SeaGypsy wrote:Capitalism is not about logic; it's about human nature and along with democracy is designed to undo the tendency of dictatorial systems to cyclicly revolt.
Inevitably it is human nature to blame the government for all manner of deprivations; democracy allows bloodless revenge. In this way democracy is state controlled psuedo-revolution.
The state remains controlled by the bankers regardless; that is capitalism. The hand in the glove. While banksters are in charge of the world; why would they permit, encourage or associate with agencies sponsoring their demise? They effectively own governments, the propoganda machine and almost all subsidiery business; what chance has any serious opposition got?
More than a failed religion; i would say communism is a failed business model.
Communism does not contemplate business (mercantilism or capitalism) so I am not quite sure where it has failed. In fact, communism's ongoing demonisation is testimony to the fear it generates in our masters. An ignorance of its logic, an ignorance of what capitalism really is, gives rise to such nonsense as capitalism being human nature.

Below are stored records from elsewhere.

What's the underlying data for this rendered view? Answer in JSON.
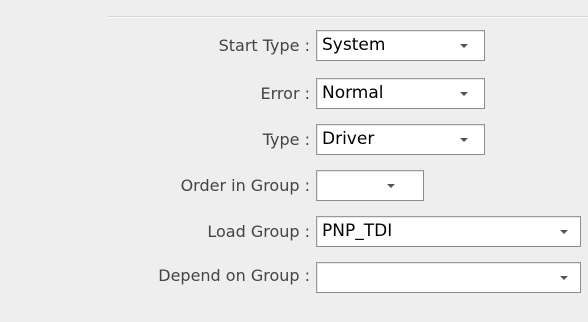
{
  "fields": [
    {
      "label": "Start Type :",
      "value": "System"
    },
    {
      "label": "Error :",
      "value": "Normal"
    },
    {
      "label": "Type :",
      "value": "Driver"
    },
    {
      "label": "Order in Group :",
      "value": ""
    },
    {
      "label": "Load Group :",
      "value": "PNP_TDI"
    },
    {
      "label": "Depend on Group :",
      "value": ""
    }
  ],
  "icons": {
    "dropdown": "chevron-down-icon"
  }
}
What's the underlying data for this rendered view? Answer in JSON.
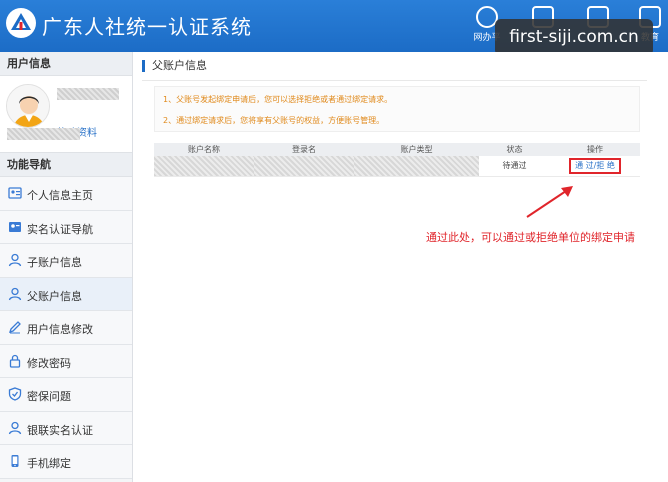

That exchange is an essential aspect of existence is a given. In exchange for our labour, we derive the means to survive and where a sufficient surplus is created, enjoy leisurely moments. However, to argue that the application of passive private wealth to the generation of accumulated capital is human nature stands the notion of capital, intangibalisation, capitalisation and accumulation on its head.

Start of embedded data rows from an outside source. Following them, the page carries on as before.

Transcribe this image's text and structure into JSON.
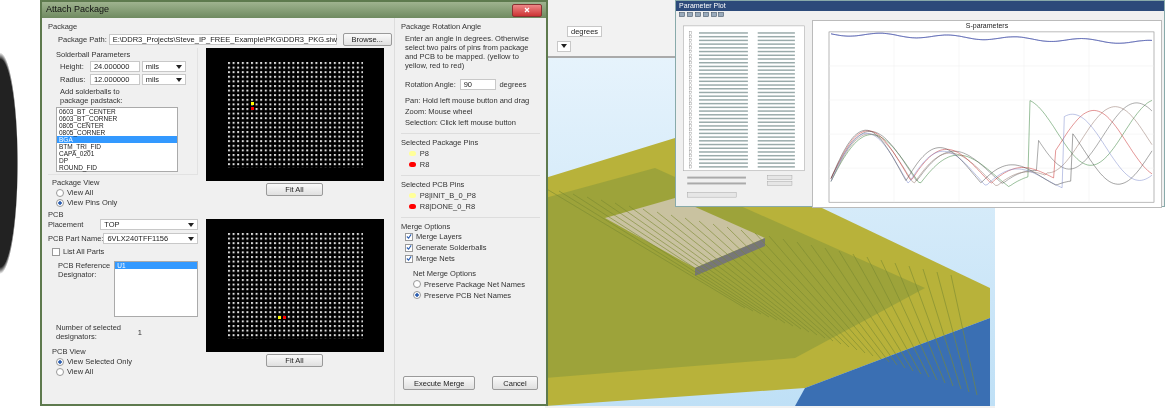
{
  "background_window": {
    "angle_unit": "degrees"
  },
  "dialog": {
    "title": "Attach Package",
    "package": {
      "heading": "Package",
      "path_label": "Package Path:",
      "path_value": "E:\\DDR3_Projects\\Steve_IP_FREE_Example\\PKG\\DDR3_PKG.siw",
      "browse_button": "Browse...",
      "solderball": {
        "heading": "Solderball Parameters",
        "fields": [
          {
            "label": "Height:",
            "value": "24.000000",
            "unit": "mils"
          },
          {
            "label": "Radius:",
            "value": "12.000000",
            "unit": "mils"
          }
        ],
        "padstack_label": "Add solderballs to package padstack:",
        "padstacks": [
          {
            "label": "0603_BT_CENTER",
            "selected": false
          },
          {
            "label": "0603_BT_CORNER",
            "selected": false
          },
          {
            "label": "0805_CENTER",
            "selected": false
          },
          {
            "label": "0805_CORNER",
            "selected": false
          },
          {
            "label": "BGA",
            "selected": true
          },
          {
            "label": "BTM_TRI_FID",
            "selected": false
          },
          {
            "label": "CAPA_0201",
            "selected": false
          },
          {
            "label": "DP",
            "selected": false
          },
          {
            "label": "ROUND_FID",
            "selected": false
          }
        ]
      },
      "view": {
        "heading": "Package View",
        "options": [
          {
            "label": "View All",
            "selected": false
          },
          {
            "label": "View Pins Only",
            "selected": true
          }
        ]
      },
      "fit_button": "Fit All"
    },
    "pcb": {
      "heading": "PCB",
      "placement_label": "Placement",
      "placement": "TOP",
      "part_label": "PCB Part Name:",
      "part": "6VLX240TFF1156",
      "list_all": {
        "label": "List All Parts",
        "checked": false
      },
      "refdes_label": "PCB Reference Designator:",
      "refdes": [
        {
          "label": "U1",
          "selected": true
        }
      ],
      "count_label": "Number of selected designators:",
      "count": "1",
      "view": {
        "heading": "PCB View",
        "options": [
          {
            "label": "View Selected Only",
            "selected": true
          },
          {
            "label": "View All",
            "selected": false
          }
        ]
      },
      "fit_button": "Fit All"
    },
    "rotation": {
      "heading": "Package Rotation Angle",
      "instructions": "Enter an angle in degrees. Otherwise select two pairs of pins from package and PCB to be mapped. (yellow to yellow, red to red)",
      "angle_label": "Rotation Angle:",
      "angle": "90",
      "unit": "degrees",
      "help": [
        "Pan: Hold left mouse button and drag",
        "Zoom: Mouse wheel",
        "Selection: Click left mouse button"
      ]
    },
    "package_pins": {
      "heading": "Selected Package Pins",
      "pins": [
        {
          "label": "P8",
          "color": "#ffff99"
        },
        {
          "label": "R8",
          "color": "#ff0000"
        }
      ]
    },
    "pcb_pins": {
      "heading": "Selected PCB Pins",
      "pins": [
        {
          "label": "P8|INIT_B_0_P8",
          "color": "#ffff99"
        },
        {
          "label": "R8|DONE_0_R8",
          "color": "#ff0000"
        }
      ]
    },
    "merge": {
      "heading": "Merge Options",
      "options": [
        {
          "label": "Merge Layers",
          "checked": true
        },
        {
          "label": "Generate Solderballs",
          "checked": true
        },
        {
          "label": "Merge Nets",
          "checked": true
        }
      ],
      "net_heading": "Net Merge Options",
      "net_options": [
        {
          "label": "Preserve Package Net Names",
          "selected": false
        },
        {
          "label": "Preserve PCB Net Names",
          "selected": true
        }
      ]
    },
    "buttons": [
      "Execute Merge",
      "Cancel"
    ]
  },
  "parameter_plot": {
    "title": "Parameter Plot",
    "plot_title": "S-parameters"
  }
}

Capitalism saw its genesis in the rise of the corporation, more particularly banks (the East Indian companies, the Hudson Bay company and Lloyds bank to name a few), along with the advent of non-real wealth and non-Jewish usury. Whereas in the past, feudalism was largely limited to real wealth with strict proscriptions for the management of usury, the rise of large scale banking along with these intangible asset vehicles as well as the gentilisation of usury saw the rise of capital, hot on the heels of the Reformation incidentally.
The logic of dialectical social economy is that with the increased globalisastion of this model will rise an increasing competition for the consumer dollar and stressed bottom lines, a global culture that defies the parochialism of the barbarian, increasing pauperisation of the global worker as deregulation is increasingly resorted to in a bid to prop up profits, the chasing of markets by capital in a bid to generate increasing annual profits and the rise of full scale commodification as everything is reduced to a use value with the increasing commodification of intellectual property and increasing resort to capitalisation of what was previously the socialised (bailouts as well as Quantitative easing).
This is a natural process, the inevitable confluence of events that started with the onset of rudimentary mercantilism in early history. No amount of hand wringing could possibly have halted these events. Nor will any fancy notion of ethical mercantilism halt capitalism's inevitable collapse. It will eat itself from within in a desperate quest for decreasing surplus.